Many will be surprised by the recent findings in Ameriprise Financial's Retirement Check-In survey. It appears Americans are wearing rose-colored glasses when thinking about their retirement, envisioning golden years that their finances won't be able to provide.
The financial planning firm, with the help of researchers, conducted phone interviews with 1,000 men and women ages 50-70 who were employed, had plans to retire and had investable assets of $100,000 or more. A vast majority of those surveyed -- 78 percent -- said they expected to be "extremely happy in retirement," with 83 percent saying they felt "emotionally ready to retire." Yet "many Americans really are unaware of how much it’s going to cost them to retire," said Suzanna de Baca, Ameriprise Financial's vice president of wealth strategies. "They're not really clear on costs in certain areas."
One of those areas is health care. While more than half (53 percent) of those surveyed said health was their biggest fear (compared to finances, which only 35 percent said was their top concern), 56 percent hadn't done any research into what Medicare covers.
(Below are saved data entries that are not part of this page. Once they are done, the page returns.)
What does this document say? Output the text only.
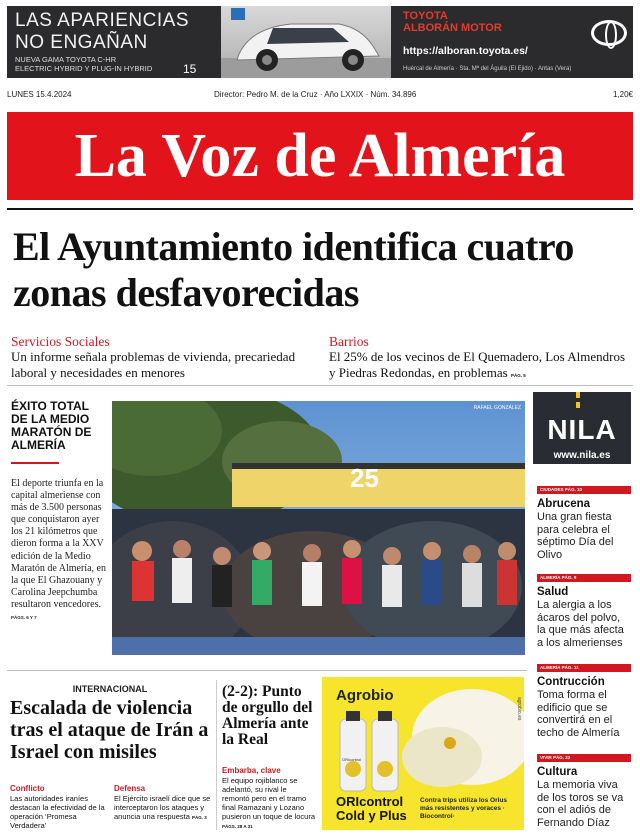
LAS APARIENCIAS
NO ENGAÑAN
NUEVA GAMA TOYOTA C-HR
ELECTRIC HYBRID Y PLUG-IN HYBRID	15
TOYOTA
ALBORÁN MOTOR
https://alboran.toyota.es/
Huércal de Almería · Sta. Mª del Águila (El Ejido) · Antas (Vera)
LUNES 15.4.2024	Director: Pedro M. de la Cruz · Año LXXIX · Núm. 34.896	1,20€
La Voz de Almería
El Ayuntamiento identifica cuatro zonas desfavorecidas
Servicios Sociales
Un informe señala problemas de vivienda, precariedad laboral y necesidades en menores
Barrios
El 25% de los vecinos de El Quemadero, Los Almendros y Piedras Redondas, en problemas PÁG. 5
ÉXITO TOTAL DE LA MEDIO MARATÓN DE ALMERÍA
El deporte triunfa en la capital almeriense con más de 3.500 personas que conquistaron ayer los 21 kilómetros que dieron forma a la XXV edición de la Medio Maratón de Almería, en la que El Ghazouany y Carolina Jeepchumba resultaron vencedores. PÁGS. 6 Y 7
25
RAFAEL GONZÁLEZ
NILA
www.nila.es
CIUDADES PÁG. 10
Abrucena
Una gran fiesta para celebra el séptimo Día del Olivo
ALMERÍA PÁG. 9
Salud
La alergia a los ácaros del polvo, la que más afecta a los almerienses
ALMERÍA PÁG. 11
Contrucción
Toma forma el edificio que se convertirá en el techo de Almería
VIVIR PÁG. 22
Cultura
La memoria viva de los toros se va con el adiós de Fernando Díaz
INTERNACIONAL
Escalada de violencia tras el ataque de Irán a Israel con misiles
Conflicto
Las autoridades iraníes destacan la efectividad de la operación ‘Promesa Verdadera’
Defensa
El Ejército israelí dice que se interceptaron los ataques y anuncia una respuesta PÁG. 3
(2-2): Punto de orgullo del Almería ante la Real
Embarba, clave
El equipo rojiblanco se adelantó, su rival le remontó pero en el tramo final Ramazani y Lozano pusieron un toque de locura PÁGS. 28 A 31
Agrobio
ORIcontrol
agrobio.es
ORIcontrol
Cold y Plus
Contra trips utiliza los Orius más resistentes y voraces · Biocontrol·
Married couples who are less likely to have enough savings to cover medical costs than average are projected to need $365,000 to $454,000 to pay for Medigap, Medicare Part B and D premiums, and out-of-pocket drug expenses, according to the Employee Benefits Research Institute.
When it comes to their finances, boomers surveyed on their retirement planning continued to show a gap between their expectations and reality. Participants said they needed around $1 million ($934,000) for a comfortable retirement -- "Whether that's based on fact or is just a number in their heads is unclear," de Baca said. But their finances aren't even close to that magic number: they've only saved $696,000 in investable assets -- a $250,000 gap between what they say they need and what they actually have. Adding to the expectation gap? Twenty-two percent said they have less than $250,000 squirreled away for their retirement.
"That's a big problem," de Baca said.
What is behind this extreme optimism in the face of, well, facts?
"It’s a different environment now that people haven’t caught up to," de Baca said. "There are very different societal differences now than when a lot of boomers were growing up. Between pensions, social security and personal savings, most people didn’t have to worry about their retirement the same way. Plus they didn’t live as long, so they didn’t have to fund it for as many years.
"Even boomers who are familiar with financial concepts may simply not know the reality of how [long] they’re going to live," de Baca continued. "We have all been aware that people are not prepared for retirement, and that there's a savings gap, but when we see how many other steps people are not taking to prepare for retirement, then it really does start to become fairly alarming."
De Baca offered a few things that people can do to take control of their retirement:
- Have a written financial plan. Know how you're going to cover your finances and expenses in retirement (47 percent said they planned on using their home equity to fund their retirement, even as the country climbs out of record housing value lows). Actually address that savings gap. Whatever the number you determine with your advisor, start stocking money with some discipline so you will have enough.
- Have emergency cash on hand. "Conventional planning in the finance world was that you should have three months of emergency cash on hand," de Baca said. "But with the market changes a lot of people are recommending six months."
- Factor inflation into your retirement planning. Not taking inflation into consideration into your retirement can place you thousands of dollars short of what you really need to retire, and affect your purchasing power.
- Manage your retirement portfolio Take a good, hard look at your portfolio and calculate how much annual income your assets will produce in retirement, de Baca advised.